More likely the backported patches haven't trickled down to the kernel
update package. You can try the KOTD from here in the meantime:

http://kernel.opensuse.org/packages/openSUSE-13.2
Comment 48 Michael Karbach 2015-02-23 09:18:27 UTC
For my system the latest offical SuSE-patch resolves the problem and everything is working.
Comment 49 Ryan Kingsbury 2015-02-24 18:40:33 UTC
Hmm...latest official updates definitely do not solve it for me. I reinstalled kernel-desktop and ucode-intel just to be sure.

How can I determine whether the patches have actually made it into the official updates?
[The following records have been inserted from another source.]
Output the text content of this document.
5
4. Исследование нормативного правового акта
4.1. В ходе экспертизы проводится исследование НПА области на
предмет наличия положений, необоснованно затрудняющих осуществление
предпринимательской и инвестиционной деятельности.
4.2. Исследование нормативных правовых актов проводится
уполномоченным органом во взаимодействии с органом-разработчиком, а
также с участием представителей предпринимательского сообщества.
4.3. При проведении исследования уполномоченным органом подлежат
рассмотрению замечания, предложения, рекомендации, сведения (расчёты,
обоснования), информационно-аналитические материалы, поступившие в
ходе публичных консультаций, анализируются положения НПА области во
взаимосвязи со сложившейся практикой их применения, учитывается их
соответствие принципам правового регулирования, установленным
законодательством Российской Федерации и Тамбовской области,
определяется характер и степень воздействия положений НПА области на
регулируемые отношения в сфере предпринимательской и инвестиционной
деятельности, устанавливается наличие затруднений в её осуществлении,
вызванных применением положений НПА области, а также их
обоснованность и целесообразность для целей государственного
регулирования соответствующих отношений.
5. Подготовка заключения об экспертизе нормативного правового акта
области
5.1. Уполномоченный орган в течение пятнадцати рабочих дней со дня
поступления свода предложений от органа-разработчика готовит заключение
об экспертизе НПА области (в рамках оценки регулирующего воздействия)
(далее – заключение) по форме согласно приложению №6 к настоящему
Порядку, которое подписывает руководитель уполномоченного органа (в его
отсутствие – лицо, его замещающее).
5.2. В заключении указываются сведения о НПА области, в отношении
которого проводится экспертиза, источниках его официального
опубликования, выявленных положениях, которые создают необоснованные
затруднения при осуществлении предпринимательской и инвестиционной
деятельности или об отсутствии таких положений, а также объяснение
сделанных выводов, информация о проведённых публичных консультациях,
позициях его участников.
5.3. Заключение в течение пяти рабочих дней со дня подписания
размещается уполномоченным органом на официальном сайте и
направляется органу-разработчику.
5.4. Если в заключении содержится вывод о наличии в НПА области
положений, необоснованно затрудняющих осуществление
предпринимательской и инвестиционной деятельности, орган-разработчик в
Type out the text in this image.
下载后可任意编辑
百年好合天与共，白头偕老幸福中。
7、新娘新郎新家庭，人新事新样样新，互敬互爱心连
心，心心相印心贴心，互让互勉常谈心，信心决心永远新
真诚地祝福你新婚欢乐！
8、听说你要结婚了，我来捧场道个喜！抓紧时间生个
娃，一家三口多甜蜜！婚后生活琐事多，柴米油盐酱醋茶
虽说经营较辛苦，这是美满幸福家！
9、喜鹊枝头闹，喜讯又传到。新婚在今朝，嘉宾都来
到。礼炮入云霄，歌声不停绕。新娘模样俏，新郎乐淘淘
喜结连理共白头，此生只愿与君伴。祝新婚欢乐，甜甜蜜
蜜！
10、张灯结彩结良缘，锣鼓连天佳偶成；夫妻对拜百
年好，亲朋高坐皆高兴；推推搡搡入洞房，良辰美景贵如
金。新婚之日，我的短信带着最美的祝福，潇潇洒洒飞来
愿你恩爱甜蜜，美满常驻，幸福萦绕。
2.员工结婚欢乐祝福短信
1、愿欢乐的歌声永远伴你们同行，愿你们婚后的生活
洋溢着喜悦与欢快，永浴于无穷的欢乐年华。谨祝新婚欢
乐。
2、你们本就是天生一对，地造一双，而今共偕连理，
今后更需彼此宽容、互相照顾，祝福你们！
This bug is very disruptive for my workflow and I don't want to wait around for an update if it's actually a different issue.
Comment 50 Michael Karbach 2015-02-24 18:45:27 UTC
Sory, for me it is also not solved. I have mad a mistake. The error usually appears for me only after I have used the computer for a while and a lot of memory is used. So the bug actually appears, right yesterday morning after a resume. 

Anyway, so far I have only applied the official OpenSuSE-13.2 patches, may be they are not yet included.
Comment 51 Borislav Petkov 2015-02-24 20:04:47 UTC
As I said already in comment#47, the patches are not in
the official updates yet. And as I said in that same
comment, you should try the Kernel Of The Day here:

http://kernel.opensuse.org/packages/openSUSE-13.2

There are instructions on that page how to install it.